Mula sem cabeça

Desde que o tagarela perdeu a língua, as hostes estão mais perdidas que gado sem cachorro. Os quartéis não lhes dão ouvidos, os alienígenas não comparecem e o capitão entra mudo e sai calado dos parcos eventos militares que ele se digna, digamos, a prestigiar. Nessa altura do campeonato, a pouco mais de 15 dias da entrega da rapadura, não sei se os prestigiados continuarão interessados em ser desprestigiados por aquele que se converteu, por sua livre escolha, em fósforo riscado.

Quando eu era menino, havia uma marca de fósforos chamada Fiat. Nada a ver com a fabricante de veículos italiana, mas com o latim Fiat Lux, do Gênesis. Diz a história que um belo dia o Senhor cansou da escuridão e fez a luz. A caixinha de fósforos me fazia recordar dessa passagem todas as noites que minha avó acendia o lampião quando a noite descia sobre os campos quase vazios em que passávamos os verões, à beira do mar espraiado do Rio Grande do Sul.

Sem o lampião éramos vultos perdidos na noite. E sem os fósforos, pior ainda. Éramos vultos sem esperanças. Uma noite faltou fósforo. Eu esquecera de comprar quando fui à vendinha da praia ao lado, a única em toda a região. Minha avó não se apertou. Pegou um fósforo riscado e acendeu-o no bico do fogão a gás, que por sua vez se acendia com aqueles acendedores de pedra que soltavam faíscas e nunca mais vi desde que inventaram o botão de acender elétrico embutido no fogão. Levou o pau de fósforo aceso na concha das mãos até o lampião e, súbito, fez-se a luz.
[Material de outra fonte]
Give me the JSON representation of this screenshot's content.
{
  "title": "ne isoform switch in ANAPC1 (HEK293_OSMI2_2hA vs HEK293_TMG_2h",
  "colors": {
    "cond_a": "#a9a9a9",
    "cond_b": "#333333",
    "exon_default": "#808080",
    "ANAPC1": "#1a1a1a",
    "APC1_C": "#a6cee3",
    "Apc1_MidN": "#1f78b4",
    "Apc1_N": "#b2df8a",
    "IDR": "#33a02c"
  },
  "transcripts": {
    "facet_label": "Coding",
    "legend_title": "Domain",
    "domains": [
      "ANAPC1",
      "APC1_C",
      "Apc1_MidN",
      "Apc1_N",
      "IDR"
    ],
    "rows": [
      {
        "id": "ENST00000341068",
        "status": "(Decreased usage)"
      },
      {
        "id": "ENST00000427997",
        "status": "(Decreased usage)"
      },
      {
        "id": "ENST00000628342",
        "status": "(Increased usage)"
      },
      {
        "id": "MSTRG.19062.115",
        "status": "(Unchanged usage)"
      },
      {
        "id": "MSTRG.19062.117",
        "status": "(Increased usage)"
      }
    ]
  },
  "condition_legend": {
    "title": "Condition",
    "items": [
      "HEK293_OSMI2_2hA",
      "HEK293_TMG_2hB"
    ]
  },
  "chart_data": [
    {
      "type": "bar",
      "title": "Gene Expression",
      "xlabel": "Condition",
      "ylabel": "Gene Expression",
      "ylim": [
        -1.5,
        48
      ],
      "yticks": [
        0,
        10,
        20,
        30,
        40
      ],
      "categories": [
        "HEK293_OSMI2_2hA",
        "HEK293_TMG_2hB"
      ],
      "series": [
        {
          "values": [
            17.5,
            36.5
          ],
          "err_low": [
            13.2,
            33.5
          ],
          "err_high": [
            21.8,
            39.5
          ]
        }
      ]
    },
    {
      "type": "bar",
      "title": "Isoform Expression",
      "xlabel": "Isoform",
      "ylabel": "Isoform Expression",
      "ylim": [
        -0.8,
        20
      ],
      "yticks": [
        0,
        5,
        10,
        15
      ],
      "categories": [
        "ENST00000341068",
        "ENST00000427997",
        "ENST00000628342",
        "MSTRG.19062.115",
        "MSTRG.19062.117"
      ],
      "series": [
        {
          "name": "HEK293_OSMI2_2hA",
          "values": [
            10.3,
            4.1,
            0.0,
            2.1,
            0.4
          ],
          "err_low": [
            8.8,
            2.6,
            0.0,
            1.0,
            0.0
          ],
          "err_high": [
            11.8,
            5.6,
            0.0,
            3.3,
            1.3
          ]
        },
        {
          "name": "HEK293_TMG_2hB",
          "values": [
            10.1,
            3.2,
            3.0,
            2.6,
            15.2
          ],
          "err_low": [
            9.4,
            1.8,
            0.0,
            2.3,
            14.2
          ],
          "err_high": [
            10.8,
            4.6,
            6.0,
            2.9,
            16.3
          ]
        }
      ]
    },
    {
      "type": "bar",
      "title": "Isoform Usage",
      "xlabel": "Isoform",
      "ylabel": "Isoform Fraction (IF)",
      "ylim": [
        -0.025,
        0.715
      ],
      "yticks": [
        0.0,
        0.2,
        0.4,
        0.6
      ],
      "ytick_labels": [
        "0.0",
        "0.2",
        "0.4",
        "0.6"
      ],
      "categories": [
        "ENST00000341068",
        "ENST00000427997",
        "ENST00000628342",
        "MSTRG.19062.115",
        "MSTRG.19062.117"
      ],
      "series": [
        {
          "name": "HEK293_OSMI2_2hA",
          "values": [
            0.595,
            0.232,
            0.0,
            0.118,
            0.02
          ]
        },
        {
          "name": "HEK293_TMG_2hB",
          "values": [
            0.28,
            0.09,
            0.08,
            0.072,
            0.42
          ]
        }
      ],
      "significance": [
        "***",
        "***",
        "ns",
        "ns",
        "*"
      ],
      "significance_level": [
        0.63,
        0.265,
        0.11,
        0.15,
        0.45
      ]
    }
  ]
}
Aprendi, então, que um fósforo riscado tem seu valor. Alguém devia dizer isso ao incumbente desincumbido, vamos dizer assim, depois que o voto da maioria detonou sua cadeira. No entanto, isto não quer dizer que suas obrigações incumbidas se encerraram. Elas só acabam exatamente 365 x 4 = 1.460 dias após ser incumbido de governar a nação que ele diz amar acima de tudo, com Deus acima de todos ou coisa assim. Acho que ele se atrapalhou com o próprio lema e o fraseado difícil, e agora se encontra mais perdido do que nós antes de minha avó acender o lampião.

Vamos, coragem, capitão, um fósforo riscado tem seu valor! E com as tecnologias modernas há mais opções de se fazer a luz do que antigamente. Mas é preciso uma coisa, uma única coisa. É preciso ter a mente clara. Uma mente escura e obscura jamais produzirá a luz. Tudo está primeiro na mente. Assim como tudo que existe no universo esteve e ainda se encontra pendurado na mente de Deus, graças a Deus – tal como a chama do lampião de minha avó na noite escura.

Ou, então, que renuncie. Entregue a rapadura ao ávido vice-presidente, agora senador eleito, mas louco para sentir o gostinho do trono da Alvorada. Como eu gosto de ler as entrelinhas antes que as próprias linhas, não pude tirar outra conclusão se não essa, quando o dito cujo falou há poucos dias que não pode vestir a faixa e passá-la ao eleito se não é ele o presidente. Que pena, né, Mourão?

Mas, dizia eu nas primeiras linhas destas mal traçadas que o gado está sem rumo. Problema do gado! O capitão, que na verdade era só um tenente qualquer, nunca foi um líder, um chefe de rebanho, um puxador de vacas, bois e touros. Sempre viveu a reboque de um empreguinho, primeiro no Exército, depois na Câmara de vereadores do Rio de Janeiro e mais tarde na Câmara federal. Daquele jeito que todo mundo sabe no Rio de Janeiro e em Brasília, não preciso recordar.

Quem acredita em mula sem cabeça, merece.

Nelson Merlin é jornalista aposentado e sideral.